We conducted a poll of a dozen leading CISOs and Cybersecurity Thought Leaders across multiple industries in commercial and vendor companies to gain an aggregate view of the top Obvious Risks with Generative AI and the top Unrecognized Risks.

Here are the results:

The Top 15 Obvious Risks

• Intellectual property leakage and theft (copyright/ownership, etc.)
• Privacy and Confidential violations and hidden liabilities
• Third party risk (when it’s embedded into a solution)
• Legal/regulatory (primarily data protection regulation focused, licensing requirements, etc.)
• Malicious scaling (injection, supply chain, patching, phishing/fraud)
• Leveraging existing tool kits to create fresh malware at scale
• Bias by default
• Correctness, reputation and liability damage (e.g., lying, invention, hallucination)
• Creating, manipulating and distributing false information at scale
• Automating human tasks without sufficient safety valves (autonomous vehicles)
• Over-dependency on GAI exacerbating the loss of critical thinking skills
• Lack of reproducibility (Darwinian “fitness” in reproductive terms)
• Acute Anthropomorphism (mistaking Character.ai avatars for sentient or biological organisms)
• Further societal division dystopian/utopian (3-sides to every coin)
• Human errors and native insecurity in critical software code and repos
  
  

The Top 12 Unrecognized Risks:

• Increase in attack efficiency – faster development sprints, increased source and object code diversity (think of foiling ML-based detection), better quality code in production
• Malicious poisoning of GAI data sources and models is a big risk (and we’ve already seen it in the world of malware detection). Kleptography is similar but further upstream in the models themselves, embedding weaknesses and Zero Days in the source itself that then becomes a downstream distracter
• Over-learning and Leaky Abstraction over-learning is a risk for GAI (think of a self-reinforcing feedback loop that produces more results but less innovation) but also for the carbon based units using them that no longer innovate in the areas they lean on GAI. The Leaky Abstraction is more subtle, and the combination is deadly. Leaky Abstraction is the rapid growth from an education capability that “takes shortcuts” in curriculum and inevitability means that the users no longer have a deep subject matter expertise.
• Core business disruption for late majority, late adopters and laggards. This is potentially due to lack of flexibility and innovation due to blocking or lagging adoption in most industries while new entrants don’t have as much to lose in the Obvious Risk category and instead embrace GAI and therefore move better and faster.
• 2024 is an election year, and the value manipulation, propaganda and mis- and dis-information machines have already reached a powerful, weaponized state from 2016 and 2020. Now, Human-assisted LLMs can hone the craft and should have a massive impact in the US over the next year through Nov 5 2024 and probably beyond. Other countries are going to go through it too, but all eyes will be on the echo chambers in the US.
• GAI intelligence erosion – i.e. breathing in too much of the exhaust fumes from AI as a basis for creating the next wave of AI – in other words, creating a recursive loop which gets less and less valuable over time.
• Inability for GAI to distinguish between “real world” and “digital world” events, actors, facts, etc.
• GAI powered warfighting – reduced time buffers, asymmetric advantage, etc.
• TRIBAL AI – highly tailored AI to fit radical belief sets.
• Academic Journal corruption is already happening and is very hard to detect.
• Creation of further economic disparity leading to unrest and civil disruption
• Human design in LLM and algorithms, invites creativity, but we also favor irrationality, illogical and emotional thinking, and tendencies toward violence.
  
  

The ultimate deadliest risk, because it permeates all risk classes, is software code.

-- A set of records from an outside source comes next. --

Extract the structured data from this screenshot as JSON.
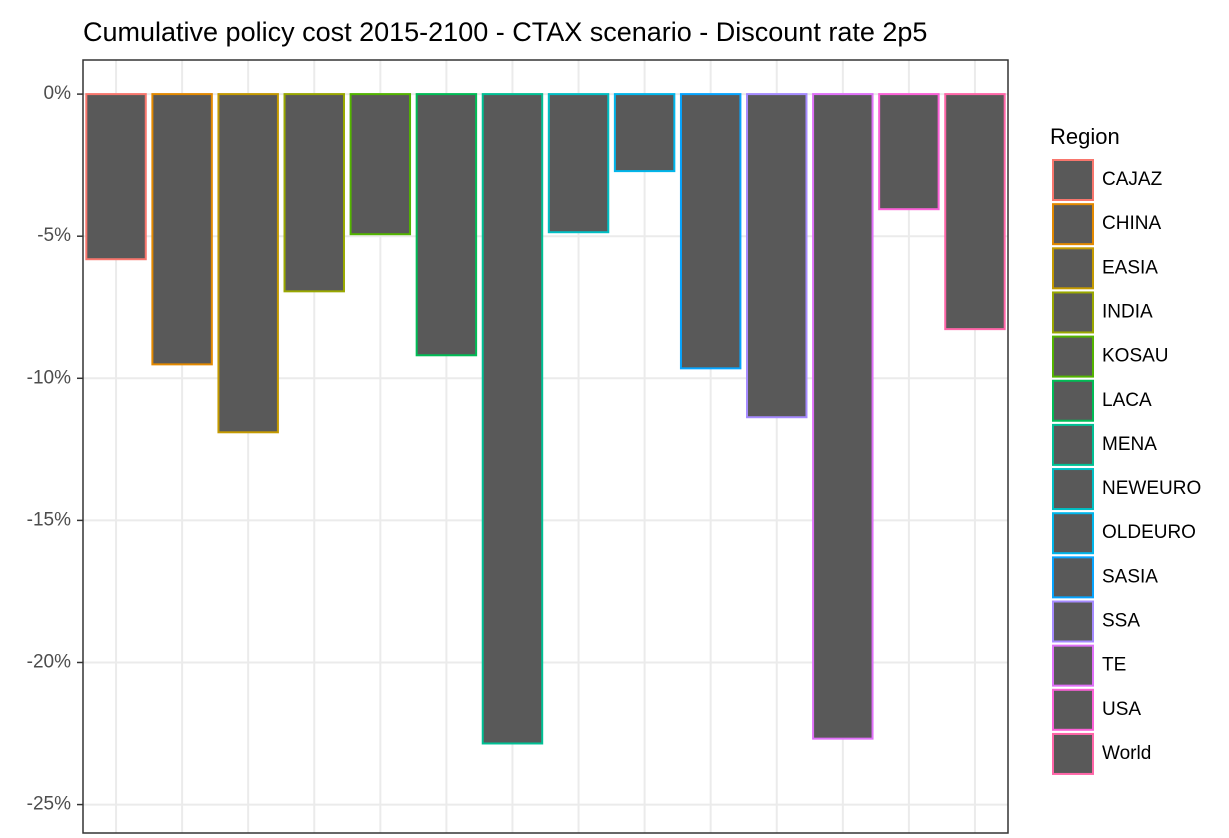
{
  "chart_data": {
    "type": "bar",
    "title": "Cumulative policy cost 2015-2100 - CTAX scenario - Discount rate 2p5",
    "legend_title": "Region",
    "categories": [
      "CAJAZ",
      "CHINA",
      "EASIA",
      "INDIA",
      "KOSAU",
      "LACA",
      "MENA",
      "NEWEURO",
      "OLDEURO",
      "SASIA",
      "SSA",
      "TE",
      "USA",
      "World"
    ],
    "values": [
      -5.81,
      -9.51,
      -11.9,
      -6.94,
      -4.93,
      -9.19,
      -22.85,
      -4.86,
      -2.71,
      -9.65,
      -11.37,
      -22.68,
      -4.05,
      -8.27
    ],
    "colors": [
      "#F8766D",
      "#E38900",
      "#C49A00",
      "#99A800",
      "#53B400",
      "#00BC56",
      "#00C094",
      "#00BFC4",
      "#00B6EB",
      "#06A4FF",
      "#A58AFF",
      "#DF70F8",
      "#FB61D7",
      "#FF66A8"
    ],
    "fill": "#595959",
    "ylim": [
      -26,
      1.2
    ],
    "yticks": [
      {
        "value": 0,
        "label": "0%"
      },
      {
        "value": -5,
        "label": "-5%"
      },
      {
        "value": -10,
        "label": "-10%"
      },
      {
        "value": -15,
        "label": "-15%"
      },
      {
        "value": -20,
        "label": "-20%"
      },
      {
        "value": -25,
        "label": "-25%"
      }
    ],
    "grid": true,
    "legend_position": "right"
  }
}
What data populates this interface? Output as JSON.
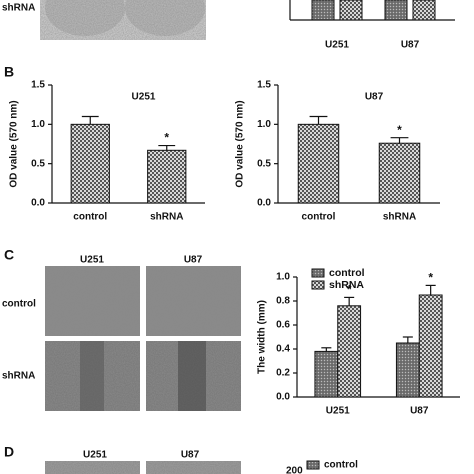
{
  "panel_a": {
    "image_row_label": "shRNA",
    "chart_categories": [
      "U251",
      "U87"
    ]
  },
  "panel_labels": [
    "B",
    "C",
    "D"
  ],
  "panel_c_images": {
    "columns": [
      "U251",
      "U87"
    ],
    "rows": [
      "control",
      "shRNA"
    ]
  },
  "panel_d": {
    "columns": [
      "U251",
      "U87"
    ],
    "legend": "control",
    "ytick": "200"
  },
  "chart_data": [
    {
      "type": "bar",
      "title": "U251",
      "y_label": "OD value (570 nm)",
      "categories": [
        "control",
        "shRNA"
      ],
      "values": [
        1.0,
        0.67
      ],
      "errors": [
        0.1,
        0.06
      ],
      "value_annotations": [
        null,
        "*"
      ],
      "pattern": "checker",
      "ylim": [
        0,
        1.5
      ],
      "yticks": [
        {
          "value": 0,
          "label": "0.0"
        },
        {
          "value": 0.5,
          "label": "0.5"
        },
        {
          "value": 1,
          "label": "1.0"
        },
        {
          "value": 1.5,
          "label": "1.5"
        }
      ]
    },
    {
      "type": "bar",
      "title": "U87",
      "y_label": "OD value (570 nm)",
      "categories": [
        "control",
        "shRNA"
      ],
      "values": [
        1.0,
        0.76
      ],
      "errors": [
        0.1,
        0.07
      ],
      "value_annotations": [
        null,
        "*"
      ],
      "pattern": "checker",
      "ylim": [
        0,
        1.5
      ],
      "yticks": [
        {
          "value": 0,
          "label": "0.0"
        },
        {
          "value": 0.5,
          "label": "0.5"
        },
        {
          "value": 1,
          "label": "1.0"
        },
        {
          "value": 1.5,
          "label": "1.5"
        }
      ]
    },
    {
      "type": "bar",
      "y_label": "The width (mm)",
      "categories": [
        "U251",
        "U87"
      ],
      "legend": "top-left",
      "series": [
        {
          "name": "control",
          "pattern": "dense",
          "values": [
            0.38,
            0.45
          ],
          "errors": [
            0.03,
            0.05
          ]
        },
        {
          "name": "shRNA",
          "pattern": "checker",
          "values": [
            0.76,
            0.85
          ],
          "errors": [
            0.07,
            0.08
          ],
          "value_annotations": [
            "*",
            "*"
          ]
        }
      ],
      "ylim": [
        0,
        1.0
      ],
      "yticks": [
        {
          "value": 0,
          "label": "0.0"
        },
        {
          "value": 0.2,
          "label": "0.2"
        },
        {
          "value": 0.4,
          "label": "0.4"
        },
        {
          "value": 0.6,
          "label": "0.6"
        },
        {
          "value": 0.8,
          "label": "0.8"
        },
        {
          "value": 1.0,
          "label": "1.0"
        }
      ]
    }
  ]
}
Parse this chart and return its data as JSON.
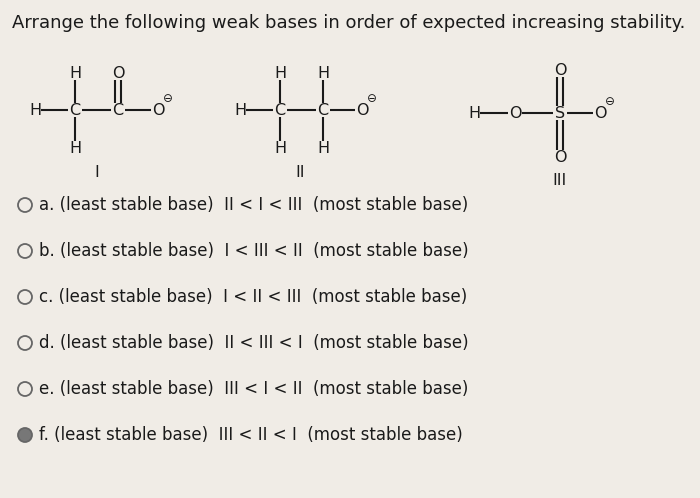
{
  "title": "Arrange the following weak bases in order of expected increasing stability.",
  "bg_color": "#f0ece6",
  "text_color": "#1a1a1a",
  "title_fontsize": 13.0,
  "options": [
    "a. (least stable base)  II < I < III  (most stable base)",
    "b. (least stable base)  I < III < II  (most stable base)",
    "c. (least stable base)  I < II < III  (most stable base)",
    "d. (least stable base)  II < III < I  (most stable base)",
    "e. (least stable base)  III < I < II  (most stable base)",
    "f. (least stable base)  III < II < I  (most stable base)"
  ],
  "circle_filled": [
    false,
    false,
    false,
    false,
    false,
    true
  ],
  "option_fontsize": 12.0,
  "struct_fontsize": 11.5
}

It is, far above all other elements in the eco-system, the riskiest. It is guaranteed to contain abundant errors – in the code itself, in the logic, in the library calls, in the APIs upon which it relies and in its inability to detect and discover intentionally malicious code. Both directly and in its transitive dependencies, software code is highly dangerous, volatile and vulnerable due to its inability to discover the threats upon which its ecosystem depends.